Uitspraak
1.Procesverloop in cassatie
2.Beoordeling van het eerste en het tweede cassatiemiddel
3.Beoordeling van het derde cassatiemiddel
4.Beslissing
14 november 2023.
Hoge Raad
In deze zaak heeft de Hoge Raad op 14 november 2023 uitspraak gedaan in een cassatieprocedure tegen een arrest van het gerechtshof Amsterdam. De verdachte was in eerste aanleg vrijgesproken van medeplegen poging tot diefstal met (bedreiging met) geweld en medeplegen poging tot afpersing.

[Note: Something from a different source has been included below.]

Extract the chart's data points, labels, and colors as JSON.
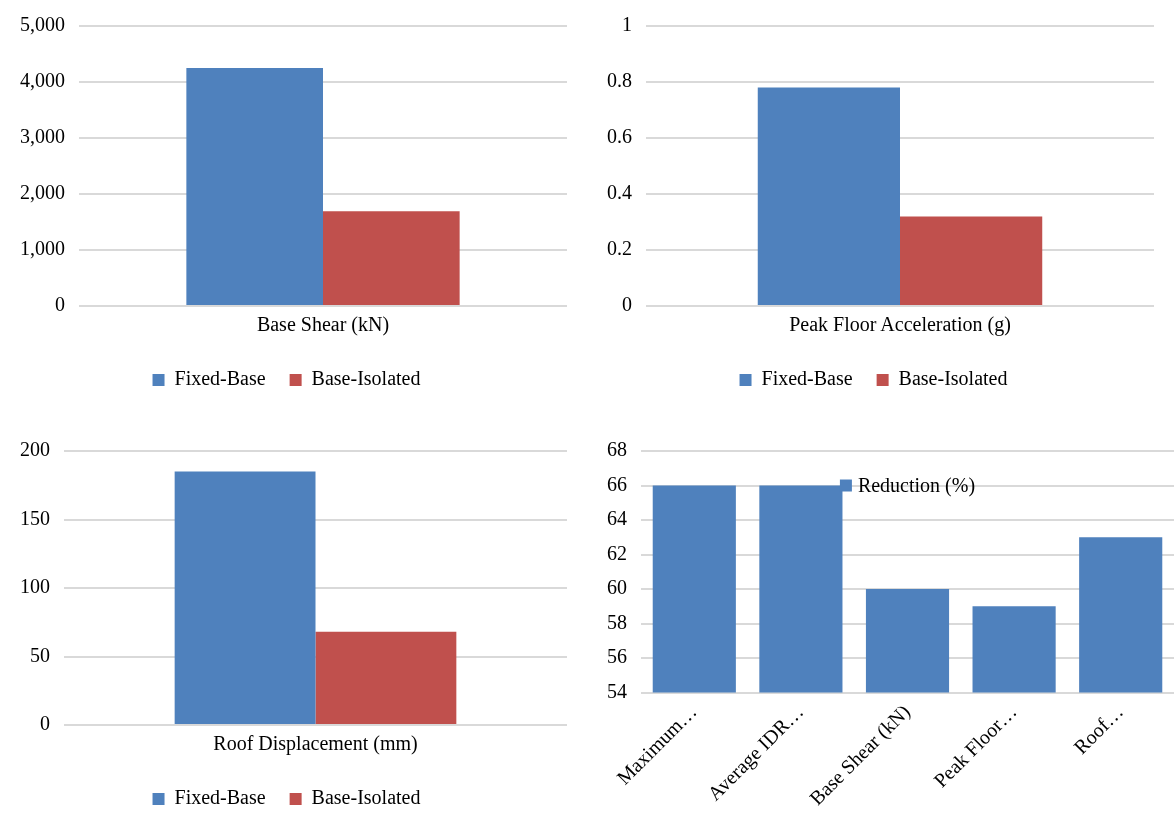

De Hoge Raad heeft de cassatiemiddelen van de verdachte beoordeeld, die in de kern stelden dat de bewezenverklaring van het toebehoren van de weg te nemen geld en goederen aan een ander dan de verdachte en zijn mededaders niet uit de bewijsvoering kon worden afgeleid. De Hoge Raad oordeelde dat de vaststelling van het hof dat de betreffende schoenendoos met inhoud aan een ander toebehoorde, niet onbegrijpelijk was. De verklaringen van de aangever en de verdachte werden als voldoende bewijs beschouwd voor de bewezenverklaring van de feiten. De Hoge Raad verwierp de cassatiemiddelen en oordeelde dat de beslissing van het hof over de voorlopige hechtenis niet meer relevant was, omdat de overige middelen niet slaagden. De gevangenisstraf die door het hof was opgelegd, zou ingaan op de dag van de uitspraak van de Hoge Raad, met inachtneming van de tijd die de verdachte in voorlopige hechtenis had doorgebracht. De uitspraak van de Hoge Raad bevestigde de eerdere beslissing van het hof en verwierp het beroep van de verdachte.